Music has the ability to impact us in ways beyond our realizations. Music can make us forget and it can make us remember. It can serve as an escape from our everyday stresses; allow us to pretend, even for just a moment, that reality is not waiting for us at the end of a song. Music can also do quite the opposite – it can force us into reality. A simple song, or even a single lyric, can force us to relive a moment, an entire day or even an entire relationship. We attach certain songs to certain people or places. A happy song can make someone cry just as much as a sad song can make someone smile.

Most people associate spirituality with religion but, more often than not, it is not tied to any religious beliefs. Spirituality is simply being able to experience a connection with something bigger than us and to feel a sense of interconnectedness that is not based in anyone or anything tangible. As younger people tend to shy away from religious institutions, many have instead found such belief and spirituality in music.

“Music is an incredibly powerful medium which evokes strong concurrent physical, emotional, and psychological responses in persons,” says Sandi Curtis, a music therapy researcher, practitioner and professor in the Music Therapy Department of Concordia University. “Each response is very individual and unique […] it is music's unique ability to evoke these multiple responses simultaneously that makes it so powerful.”

Over the years, more and more research has been manifesting on the topic of music being able to induce powerful emotional responses that can open us up to spiritual dimensions – a field of study that has been traditionally classified as solely subjective and impossible to prove. Now, many have taken to studying such capacities, most notably the connection between finding spirituality in music within younger generations, due largely to the rave culture that has sprung from the rise of electronic dance music (EDM).

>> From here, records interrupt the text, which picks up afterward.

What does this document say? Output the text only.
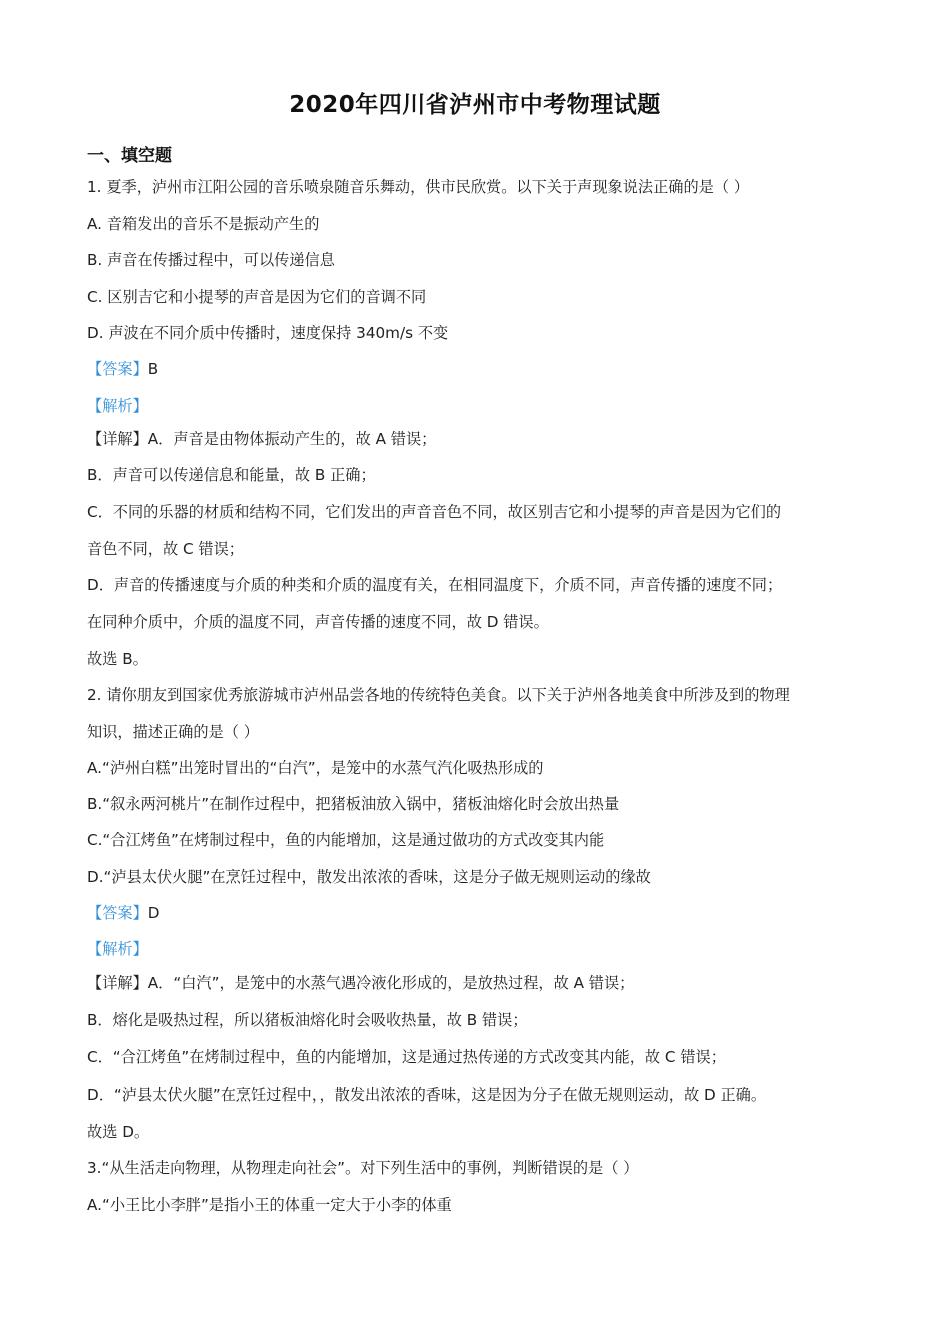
2020年四川省泸州市中考物理试题
一、填空题
1. 夏季，泸州市江阳公园的音乐喷泉随音乐舞动，供市民欣赏。以下关于声现象说法正确的是（ ）
A. 音箱发出的音乐不是振动产生的
B. 声音在传播过程中，可以传递信息
C. 区别吉它和小提琴的声音是因为它们的音调不同
D. 声波在不同介质中传播时，速度保持 340m/s 不变
【答案】B
【解析】
【详解】A．声音是由物体振动产生的，故 A 错误；
B．声音可以传递信息和能量，故 B 正确；
C．不同的乐器的材质和结构不同，它们发出的声音音色不同，故区别吉它和小提琴的声音是因为它们的
音色不同，故 C 错误；
D．声音的传播速度与介质的种类和介质的温度有关，在相同温度下，介质不同，声音传播的速度不同；
在同种介质中，介质的温度不同，声音传播的速度不同，故 D 错误。
故选 B。
2. 请你朋友到国家优秀旅游城市泸州品尝各地的传统特色美食。以下关于泸州各地美食中所涉及到的物理
知识，描述正确的是（ ）
A.“泸州白糕”出笼时冒出的“白汽”，是笼中的水蒸气汽化吸热形成的
B.“叙永两河桃片”在制作过程中，把猪板油放入锅中，猪板油熔化时会放出热量
C.“合江烤鱼”在烤制过程中，鱼的内能增加，这是通过做功的方式改变其内能
D.“泸县太伏火腿”在烹饪过程中，散发出浓浓的香味，这是分子做无规则运动的缘故
【答案】D
【解析】
【详解】A．“白汽”，是笼中的水蒸气遇冷液化形成的，是放热过程，故 A 错误；
B．熔化是吸热过程，所以猪板油熔化时会吸收热量，故 B 错误；
C．“合江烤鱼”在烤制过程中，鱼的内能增加，这是通过热传递的方式改变其内能，故 C 错误；
D．“泸县太伏火腿”在烹饪过程中，，散发出浓浓的香味，这是因为分子在做无规则运动，故 D 正确。
故选 D。
3.“从生活走向物理，从物理走向社会”。对下列生活中的事例，判断错误的是（ ）
A.“小王比小李胖”是指小王的体重一定大于小李的体重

“I see the connection between music and spirituality just as I see how music has played a big part in many historical events in that music sends a universal message in order to connect people,” says Santino Agostino, a 23-year-old musician from Laval and member of the local rock band The Maxwells.

As Dr. Robin Sylvan notes in his book, Trance Formation; The Spiritual and Religious Dimensions of Global Rave Culture, that although it is now scientifically possible to study individuals’ ability to experience altered states of consciousness through music, the concept of finding spirituality is still subjective and unique to each person as is the type of music and the degree of spirituality.

“For me, music is spiritual in the sense that it allows me not to connect to any religious factors, but to connect more so with myself,” says Agostino. “When it comes to music on an emotional and physical level, it does provide me with an escape from the physical world where I can tune out any troubles I may be having.”

Music has the ability to impact us in ways beyond our realizations. Whether it is at a rave listening to EDM or at home listening to country music, or performing your own rock songs or receiving music therapy, music can entice powerful emotions within us that make us feel connected to something other than ourselves and that may just be all the spirituality one needs.